Simulated wood, also called bonded wood, is a way to use a special kind of resin to bond sawdust and wood scraps together and put them to work. Plywood is similar, but simulated wood is less durable even though it offers the look and grain patterns of real wood. Some simulated wood is pure plastic, but ground-up pecan shells fused with resin provides a more realistic look and feel.
Pecan shells burn just fine on a regular wood fire, and as they burn they release a warm pecan smell. You can throw a few pecan shells onto a fireplace or an outdoor fire pit to spread that smell around or you can toss them into a charcoal grill and infuse your meats with pecan smoke.

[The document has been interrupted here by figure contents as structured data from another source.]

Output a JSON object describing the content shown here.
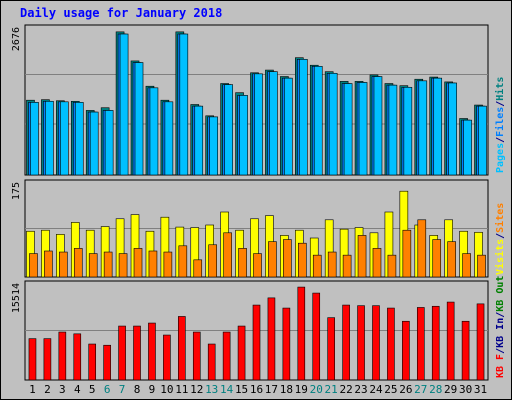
{
  "chart_data": {
    "type": "bar",
    "title": "Daily usage for January 2018",
    "categories": [
      "1",
      "2",
      "3",
      "4",
      "5",
      "6",
      "7",
      "8",
      "9",
      "10",
      "11",
      "12",
      "13",
      "14",
      "15",
      "16",
      "17",
      "18",
      "19",
      "20",
      "21",
      "22",
      "23",
      "24",
      "25",
      "26",
      "27",
      "28",
      "29",
      "30",
      "31"
    ],
    "weekend_days": [
      "6",
      "7",
      "13",
      "14",
      "20",
      "21",
      "27",
      "28"
    ],
    "panels": [
      {
        "id": "hits",
        "ymax_label": "2676",
        "ylim": [
          0,
          2676
        ],
        "legend": [
          {
            "label": "Pages",
            "color": "#00C0FF"
          },
          {
            "label": "/",
            "color": "#00008B"
          },
          {
            "label": "Files",
            "color": "#0080FF"
          },
          {
            "label": "/",
            "color": "#00008B"
          },
          {
            "label": "Hits",
            "color": "#008080"
          }
        ],
        "series": [
          {
            "name": "Hits",
            "color": "#008080",
            "values": [
              1390,
              1400,
              1380,
              1370,
              1200,
              1250,
              2660,
              2120,
              1650,
              1390,
              2660,
              1310,
              1100,
              1700,
              1530,
              1900,
              1950,
              1830,
              2180,
              2040,
              1920,
              1740,
              1740,
              1860,
              1700,
              1660,
              1780,
              1820,
              1730,
              1050,
              1300
            ]
          },
          {
            "name": "Files",
            "color": "#0080FF",
            "values": [
              1350,
              1370,
              1360,
              1350,
              1170,
              1200,
              2620,
              2090,
              1620,
              1360,
              2620,
              1280,
              1080,
              1680,
              1480,
              1880,
              1920,
              1800,
              2150,
              2020,
              1890,
              1700,
              1720,
              1830,
              1670,
              1630,
              1750,
              1800,
              1710,
              1020,
              1280
            ]
          },
          {
            "name": "Pages",
            "color": "#00C0FF",
            "values": [
              1350,
              1370,
              1360,
              1350,
              1170,
              1200,
              2620,
              2090,
              1620,
              1360,
              2620,
              1280,
              1080,
              1680,
              1480,
              1880,
              1920,
              1800,
              2150,
              2020,
              1890,
              1700,
              1720,
              1830,
              1670,
              1630,
              1750,
              1800,
              1710,
              1020,
              1280
            ]
          }
        ]
      },
      {
        "id": "visits",
        "ymax_label": "175",
        "ylim": [
          0,
          175
        ],
        "legend": [
          {
            "label": "Visits",
            "color": "#FFFF00"
          },
          {
            "label": "/",
            "color": "#00008B"
          },
          {
            "label": "Sites",
            "color": "#FF8000"
          }
        ],
        "series": [
          {
            "name": "Visits",
            "color": "#FFFF00",
            "values": [
              88,
              90,
              82,
              105,
              90,
              97,
              112,
              120,
              88,
              115,
              96,
              95,
              100,
              125,
              90,
              112,
              118,
              80,
              90,
              75,
              110,
              92,
              95,
              85,
              125,
              165,
              100,
              80,
              110,
              88,
              86
            ]
          },
          {
            "name": "Sites",
            "color": "#FF8000",
            "values": [
              45,
              50,
              48,
              55,
              45,
              48,
              45,
              55,
              50,
              48,
              60,
              33,
              62,
              85,
              55,
              45,
              68,
              72,
              65,
              42,
              48,
              42,
              80,
              55,
              42,
              90,
              110,
              72,
              68,
              45,
              42
            ]
          }
        ]
      },
      {
        "id": "kbytes",
        "ymax_label": "15514",
        "ylim": [
          0,
          15514
        ],
        "legend": [
          {
            "label": "KB F",
            "color": "#FF0000"
          },
          {
            "label": "/",
            "color": "#00008B"
          },
          {
            "label": "KB In",
            "color": "#00008B"
          },
          {
            "label": "/",
            "color": "#00008B"
          },
          {
            "label": "KB Out",
            "color": "#008000"
          }
        ],
        "series": [
          {
            "name": "KB F",
            "color": "#FF0000",
            "values": [
              6900,
              6900,
              8000,
              7700,
              6000,
              5800,
              9000,
              9000,
              9500,
              7500,
              10600,
              8000,
              6000,
              8000,
              9000,
              12500,
              13700,
              12000,
              15500,
              14500,
              10400,
              12500,
              12400,
              12400,
              12000,
              9800,
              12100,
              12300,
              13000,
              9800,
              12700
            ]
          }
        ]
      }
    ]
  }
}
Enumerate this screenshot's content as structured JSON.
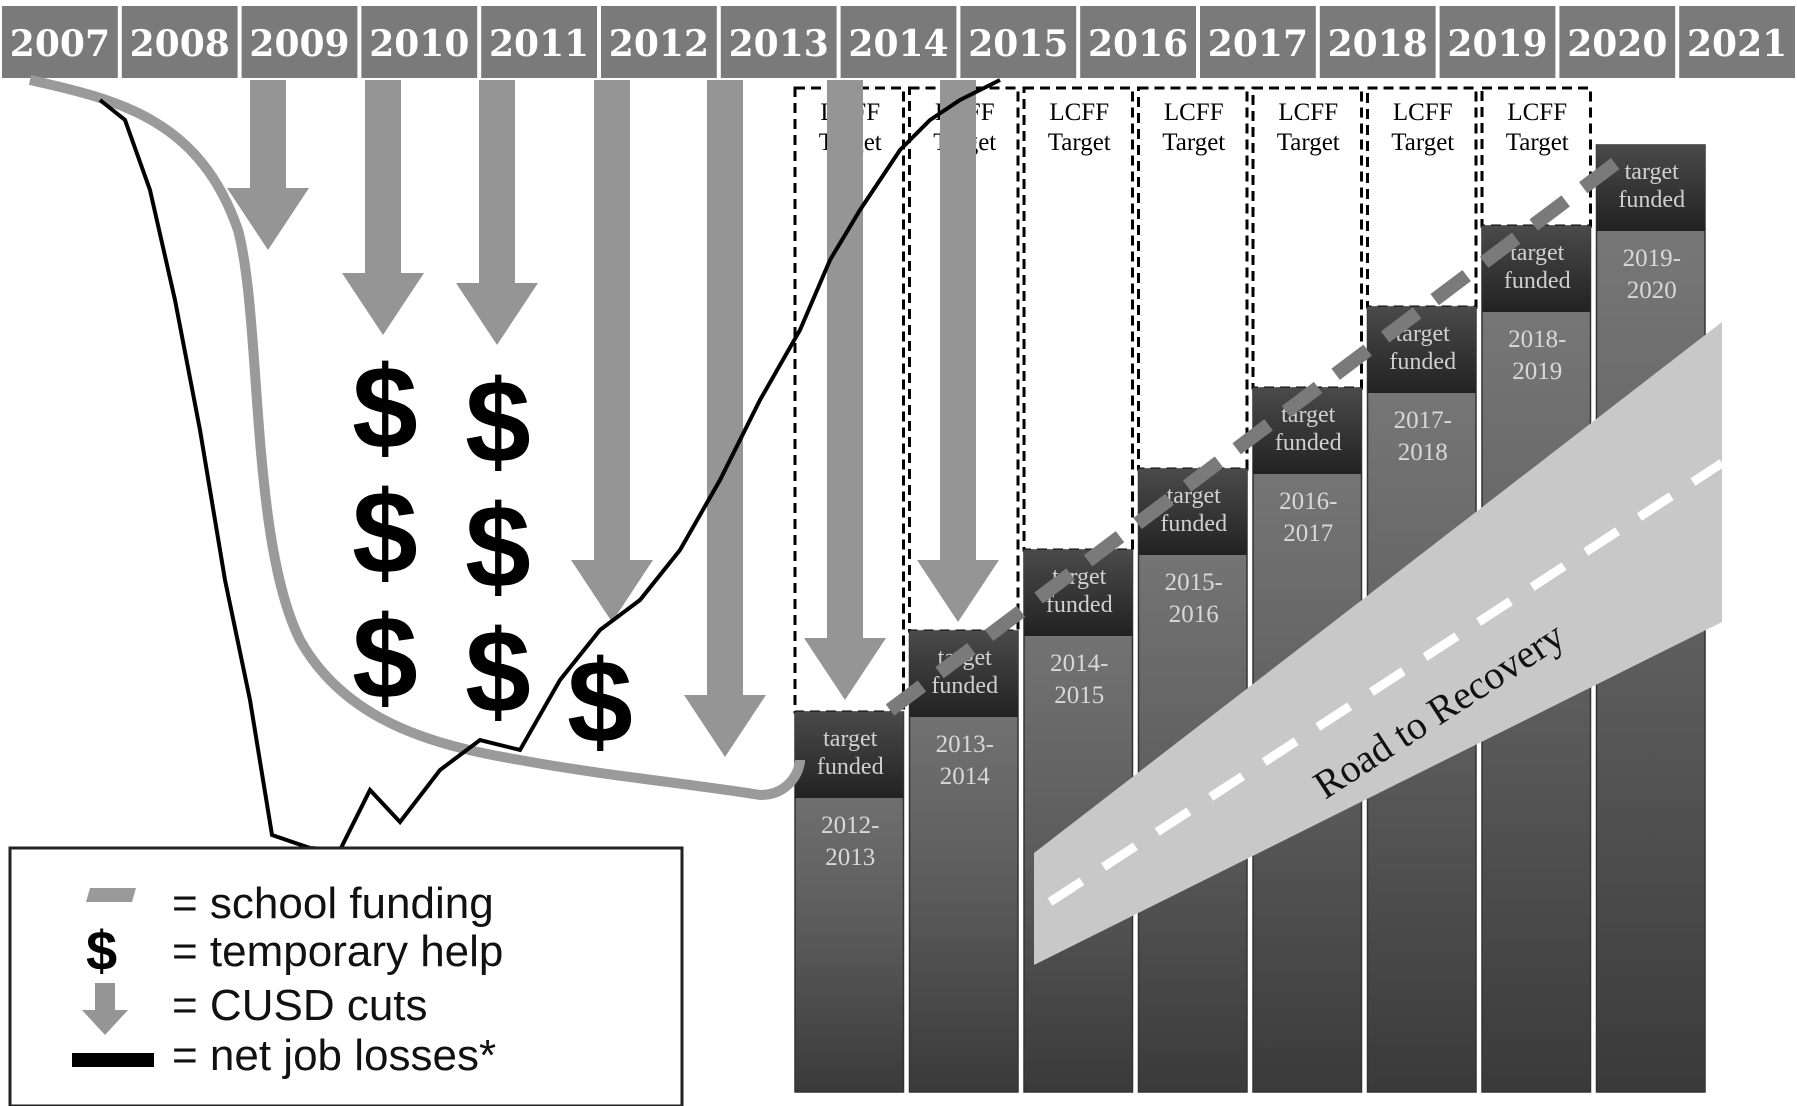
{
  "years": [
    "2007",
    "2008",
    "2009",
    "2010",
    "2011",
    "2012",
    "2013",
    "2014",
    "2015",
    "2016",
    "2017",
    "2018",
    "2019",
    "2020",
    "2021"
  ],
  "columns": [
    {
      "span": "2012-\n2013",
      "level": 0
    },
    {
      "span": "2013-\n2014",
      "level": 1
    },
    {
      "span": "2014-\n2015",
      "level": 2
    },
    {
      "span": "2015-\n2016",
      "level": 3
    },
    {
      "span": "2016-\n2017",
      "level": 4
    },
    {
      "span": "2017-\n2018",
      "level": 5
    },
    {
      "span": "2018-\n2019",
      "level": 6
    },
    {
      "span": "2019-\n2020",
      "level": 7
    }
  ],
  "lcff_target_label": "LCFF\nTarget",
  "target_funded_label": "target\nfunded",
  "road_label": "Road to Recovery",
  "dollar_symbol": "$",
  "dollar_stacks": [
    3,
    3,
    1
  ],
  "legend": {
    "school_funding": "= school funding",
    "temporary_help": "= temporary help",
    "cusd_cuts": "= CUSD cuts",
    "net_job_losses": "= net job losses*"
  },
  "colors": {
    "year_bar": "#7a7a7a",
    "arrow": "#959595",
    "column": "#666666",
    "target_box": "#333333",
    "funding_line": "#9a9a9a",
    "job_line": "#000000",
    "road": "#c8c8c8"
  }
}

Once you’re done shelling your cracked pecans, you can collect the shells in a pile and leave them outside. Over time the shells will start to break down into mulch, which means they aren’t good for providing plant nutrients but you can spread them through your garden to help the ground retain moisture and make it harder for weeds to spread. You can make the process go faster by grinding up the shells before leaving them outside.
Pecan shells can still look like pecans after you’ve pried out the kernel. Save a few mostly whole shells and you can use them as decorations for fall centerpieces, wreaths, and other organic decorations. Pecan shells are no good for eating, but you don’t have to throw them away once you’ve eaten your cracked pecans. Aside from the industrial uses pecan shells have, ordinary people can find a few good uses for them if they have a garden or charcoal grill. Either way, you should think twice before you toss out some perfectly good shells.